Sir Tim Berners-Lee, – “the Father of the World Wide Web” – published an open letter on the World Wide Web Foundation website (an organization he also founded), in which he reflected on how far the web has come, and how far it has yet to go.

In the letter, Berners-Lee called the “fight” for the web “one of the most important causes of our time.”

“And while the web has created opportunity, given marginalised groups a voice, and made our daily lives easier, it has also created opportunity for scammers, given a voice to those who spread hatred, and made all kinds of crime easier to commit,” he wrote.

There are several problems that are infecting the web.

Berners-Lee outlined three “sources of dysfunction” that are impacting the web:

  1. Deliberate, malicious intent, such as state-sponsored hacking and attacks, criminal behaviour, and online harassment.
  2. System design that creates perverse incentives where user value is sacrificed, such as ad-based revenue models that commercially reward clickbait and the viral spread of misinformation.
  3. Unintended negative consequences of benevolent design, such as the outraged and polarised tone and quality of online discourse.

While the first category is impossible to eradicate completely, we can create both laws and code to minimize this behaviour, just as we have always done offline. The second category requires us to redesign systems in a way that change incentives. And the final category calls for research to understand existing systems and model possible new ones or tweak those we already have. (source)

“Now too, as the web reshapes our world, we have a responsibility to make sure it is recognised as a human right and built for the public good,” Berners-Lee wrote.

Two big projects seek to improve the Web in various ways.

Last year, Berners-Lee launched two major efforts to improve the web. The first is the Contract for the Web, which he says will make the web more trustworthy and less susceptible to some of today’s problems. That project involves participation from governments, companies, and citizens. The other is a platform called Solid, which gives users control over their data.

Under the contract’s sweeping, broad ambition, governments are supposed to make sure everyone can connect to the internet, to keep it available and to respect privacy. Companies are to make the internet affordable, respect privacy and develop technology that will put people — and the “public good” — first. Citizens are to create and to cooperate and respect “civil discourse,” among other things. (source)

At a Web@30 conference at CERN today, Berners-Lee said it was important to find a balance between oversight and freedom, but acknowledged it will be difficult to determine how to do that.

“Where is the balance between leaving the tech companies to do the right thing and regulating them? Where is the balance between freedom of speech and hate speech?” he said.

Exploitation of our private data is also a huge problem and needs to be addressed.

Data protection is a big concern for Berners-Lee. “You should have complete control of your data. It’s not oil. It’s not a commodity,” he explained.

When it comes to personal data, “you should not be able to sell it for money,” he said, “because it’s a right”.

Berners-Lee, who last year launched a development platform called “Solid” aimed at giving users control of their data, described a frightening future if we do not rise to the challenge of privacy protection.
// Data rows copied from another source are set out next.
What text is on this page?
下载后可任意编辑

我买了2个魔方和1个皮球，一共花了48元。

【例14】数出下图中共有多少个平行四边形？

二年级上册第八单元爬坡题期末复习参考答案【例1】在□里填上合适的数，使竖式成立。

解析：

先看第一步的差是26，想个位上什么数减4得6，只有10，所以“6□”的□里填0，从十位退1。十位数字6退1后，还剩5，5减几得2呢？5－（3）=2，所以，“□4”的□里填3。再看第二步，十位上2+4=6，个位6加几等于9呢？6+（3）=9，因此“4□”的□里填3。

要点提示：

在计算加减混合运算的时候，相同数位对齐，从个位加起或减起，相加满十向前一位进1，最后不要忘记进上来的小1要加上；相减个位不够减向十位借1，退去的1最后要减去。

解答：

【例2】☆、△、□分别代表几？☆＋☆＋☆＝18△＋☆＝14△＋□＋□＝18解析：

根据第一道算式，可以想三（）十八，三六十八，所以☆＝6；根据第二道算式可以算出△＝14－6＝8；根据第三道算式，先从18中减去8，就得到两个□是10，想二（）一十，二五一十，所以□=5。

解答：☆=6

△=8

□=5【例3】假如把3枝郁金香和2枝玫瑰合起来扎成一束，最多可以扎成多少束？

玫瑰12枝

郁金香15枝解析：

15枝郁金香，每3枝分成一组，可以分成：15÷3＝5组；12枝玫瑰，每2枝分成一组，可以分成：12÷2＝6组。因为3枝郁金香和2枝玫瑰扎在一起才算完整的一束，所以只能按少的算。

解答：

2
“There is a possible future you can imagine (in which) your browser keeps track of everything that you buy,” he said.

In this scenario, “your browser actually has more information then Amazon does”, he said, warning against complacency in expecting no harm will come from this loss of control over one’s own data.

“We shouldn’t assume that the world is going to stay like it is,” he said.

People needed to do more to protect themselves and their data and not to simply expect that governments will look out for their best interests, he argued. (source)

In his letter, Berners-Lee explained that improving the web won’t be quick or easy, but is worth the effort:

Against the backdrop of news stories about how the web is misused, it’s understandable that many people feel afraid and unsure if the web is really a force for good. But given how much the web has changed in the past 30 years, it would be defeatist and unimaginative to assume that the web as we know it can’t be changed for the better in the next 30. If we give up on building a better web now, then the web will not have failed us. We will have failed the web. (source)

“It’s our journey from digital adolescence to a more mature, responsible and inclusive future,” he wrote.

What do you think about the state of the World Wide Web?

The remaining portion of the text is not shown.